Quel petit coquin ! Il se plaint mais il profite de la situation et sait toujours en tirer le meilleur parti. Quand il grandira, si la vie ne me le prend pas aussi, il fera des ravages auprès des dames, c’est certain. Alors qu’il s’éloigne toujours aussi insouciant, je jette un œil à la lettre et constate qu’elle a été expédiée depuis l’Angleterre et qu’elle a bien voyagé. J’imagine le périple qu’elle a suivi pour me parvenir et suis à nouveau impressionné par tout ce que notre Empereur a su mettre en place en si peu de temps. J’ouvre l’enveloppe et le contenu de la lettre me laisse sans voix.
— Tu te souviens du vicomte Charles de Valois ? C’est l’homme qui m’a recueilli à mes dix ans, quelque temps avant la guerre, alors que j’étais malade et que mes parents ne pouvaient plus s’occuper de moi, expliqué-je avant de relire une nouvelle fois la missive anglaise.
— Oui, cela me dit vaguement quelque chose, je ne devais pas avoir trop bu lorsque tu m’en as parlé. Et ?
— Il est mort pendant la Révolution, ce n’est pas étonnant, mais c’est sa sœur qui me contacte. Elle est exilée en Angleterre… Une noble comme une autre… Bref, maintenant que Napoléon a permis leur retour, elle souhaite ramener sa nièce, la fille de Charles, pour la marier en France. Et tu ne devineras jamais ce qu’elle me demande !
— Je suis toute ouïe. Sa sœur est jolie ? Tu l’as déjà rencontrée ?
— Oui, je l’ai vue une ou deux fois, mais elle doit avoir quinze ou vingt ans de plus que nous ! Elle me demande de rendre service à la famille de Valois suite à ce qu’ils ont fait pour moi avant 89. Et elle pense que je suis l’homme de la situation car je suis quelqu’un de respectable. Tu sais, les enfants, le côté veuf… Pour faire court, elle veut me confier sa nièce et que je lui trouve un mari. La pauvre enfant, elle doit avoir quinze ou seize ans. Et pour ça, il faudrait déménager près de Fontainebleau dans leur domaine et m’en occuper jusqu’à ce que je lui trouve un mari de son rang. Je vois ton œil briller mais elle ne voudra pas d’un manant comme toi ou moi, ne te fais pas d’illusion… C’est fou, cette demande, elle croit quoi ? Qu’on est encore au temps des rois ?
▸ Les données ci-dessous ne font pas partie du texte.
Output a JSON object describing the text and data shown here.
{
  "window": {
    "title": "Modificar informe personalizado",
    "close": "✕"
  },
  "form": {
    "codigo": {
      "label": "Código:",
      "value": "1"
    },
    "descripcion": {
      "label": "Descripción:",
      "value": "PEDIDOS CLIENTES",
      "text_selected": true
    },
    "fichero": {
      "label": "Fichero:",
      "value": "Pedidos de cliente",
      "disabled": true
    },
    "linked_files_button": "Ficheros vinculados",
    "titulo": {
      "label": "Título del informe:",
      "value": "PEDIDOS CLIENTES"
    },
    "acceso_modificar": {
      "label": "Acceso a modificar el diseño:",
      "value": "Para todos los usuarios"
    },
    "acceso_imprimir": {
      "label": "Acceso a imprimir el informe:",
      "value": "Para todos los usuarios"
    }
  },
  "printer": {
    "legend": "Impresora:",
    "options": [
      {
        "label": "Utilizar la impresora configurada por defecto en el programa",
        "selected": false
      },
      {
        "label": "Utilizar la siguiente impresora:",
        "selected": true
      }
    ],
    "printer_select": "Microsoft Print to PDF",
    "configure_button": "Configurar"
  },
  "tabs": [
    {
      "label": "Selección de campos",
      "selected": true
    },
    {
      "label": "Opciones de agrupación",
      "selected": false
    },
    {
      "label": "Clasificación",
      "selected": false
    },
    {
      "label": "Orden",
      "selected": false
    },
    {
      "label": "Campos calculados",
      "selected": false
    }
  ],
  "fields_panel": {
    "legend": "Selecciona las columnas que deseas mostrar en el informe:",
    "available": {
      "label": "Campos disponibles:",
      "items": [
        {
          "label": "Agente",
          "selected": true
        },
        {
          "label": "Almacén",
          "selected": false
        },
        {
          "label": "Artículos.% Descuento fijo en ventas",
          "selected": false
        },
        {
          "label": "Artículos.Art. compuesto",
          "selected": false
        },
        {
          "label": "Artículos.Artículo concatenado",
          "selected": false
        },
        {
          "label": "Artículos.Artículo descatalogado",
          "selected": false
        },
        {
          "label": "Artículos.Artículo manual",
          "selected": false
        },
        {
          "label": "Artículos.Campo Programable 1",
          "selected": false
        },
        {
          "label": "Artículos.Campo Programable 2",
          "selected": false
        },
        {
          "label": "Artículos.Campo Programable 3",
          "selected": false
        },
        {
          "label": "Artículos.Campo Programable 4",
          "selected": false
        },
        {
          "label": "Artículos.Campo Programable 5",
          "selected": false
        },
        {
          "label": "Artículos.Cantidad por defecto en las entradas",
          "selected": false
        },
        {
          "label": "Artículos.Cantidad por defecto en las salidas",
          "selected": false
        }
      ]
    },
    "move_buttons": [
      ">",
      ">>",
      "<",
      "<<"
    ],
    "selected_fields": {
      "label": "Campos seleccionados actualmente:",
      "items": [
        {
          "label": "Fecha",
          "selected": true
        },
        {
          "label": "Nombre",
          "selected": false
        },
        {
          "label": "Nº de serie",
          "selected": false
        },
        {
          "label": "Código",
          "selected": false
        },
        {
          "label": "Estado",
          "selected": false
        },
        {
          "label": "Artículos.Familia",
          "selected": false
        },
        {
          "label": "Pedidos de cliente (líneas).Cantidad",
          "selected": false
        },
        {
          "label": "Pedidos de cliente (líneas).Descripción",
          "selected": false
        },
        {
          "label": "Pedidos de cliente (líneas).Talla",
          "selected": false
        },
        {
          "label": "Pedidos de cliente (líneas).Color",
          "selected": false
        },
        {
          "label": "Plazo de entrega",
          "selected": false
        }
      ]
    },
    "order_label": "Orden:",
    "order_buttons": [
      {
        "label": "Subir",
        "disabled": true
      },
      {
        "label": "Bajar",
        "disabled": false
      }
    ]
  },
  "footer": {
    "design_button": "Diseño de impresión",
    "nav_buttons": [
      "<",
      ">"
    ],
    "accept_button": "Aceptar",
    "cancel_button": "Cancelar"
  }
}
— Eh bien, pour elle, sans doute, oui, ricane-t-il, mais bon, deux donzelles à disposition, tu ne peux pas dire non !
— Les donzelles, entre une trop vieille et une trop jeune, je m’en moque un peu. Par contre, elle m’invite avec ma famille et m’offre un revenu de trois cents francs mensuels. En plus de nous permettre de vivre sans frais sur leur domaine. Je crois que nous allons pouvoir assurer nos arrières, Louis. Si vivre toujours à la campagne, même si on se rapproche de Paris, ne m’enchante pas plus que ça, une telle offre, je crois que je ne suis pas en position de la refuser, enchaîné-je en réfléchissant tout haut.
— Tu n’as pas assez de deux enfants dont une fille à marier d’ici quelques années ? se moque mon ami. Tu as conscience de ce dans quoi tu embarques ?
— Eh bien, je me servirai de cette gamine comme entraînement et en attendant, je mets de l’argent de côté. Et tu ne crois pas que je vais faire ça tout seul, non plus ? Tu vas venir m’aider dans cette nouvelle bataille. A deux, on devrait y arriver.
— Tu es certain de vouloir m’emporter avec toi ? Je ne suis pas homme à fréquenter une vicomtesse… qui, en plus, a passé des années en Angleterre ! Tu m’imagines, moi, au tea time ? rit-il en accentuant outrageusement son accent.
— Je t’imagine très bien faire des courbettes comme sous l’Ancien Régime, oui ! Tu as l’air fait pour ça ! me moqué-je. Et surtout, dis-moi que tu as les moyens de rester et d’entretenir le manoir, et je te laisse ici avec plaisir. Moi, je te propose ça pour t’aider, mais on n’a pas coupé la tête des rois pour perdre toutes nos libertés. Reste ici si cela te chante, moi, je vais aller m’occuper de ce petit château et essayer de trouver dans nos relations un bon soutien de Napoléon qui aura la joie et l’honneur de devenir vicomte de Valois. Je pense que ça ne devrait pas nous prendre trop de temps et il sera toujours temps de revenir ici si ça ne fonctionne pas. A toi de choisir, mon ami.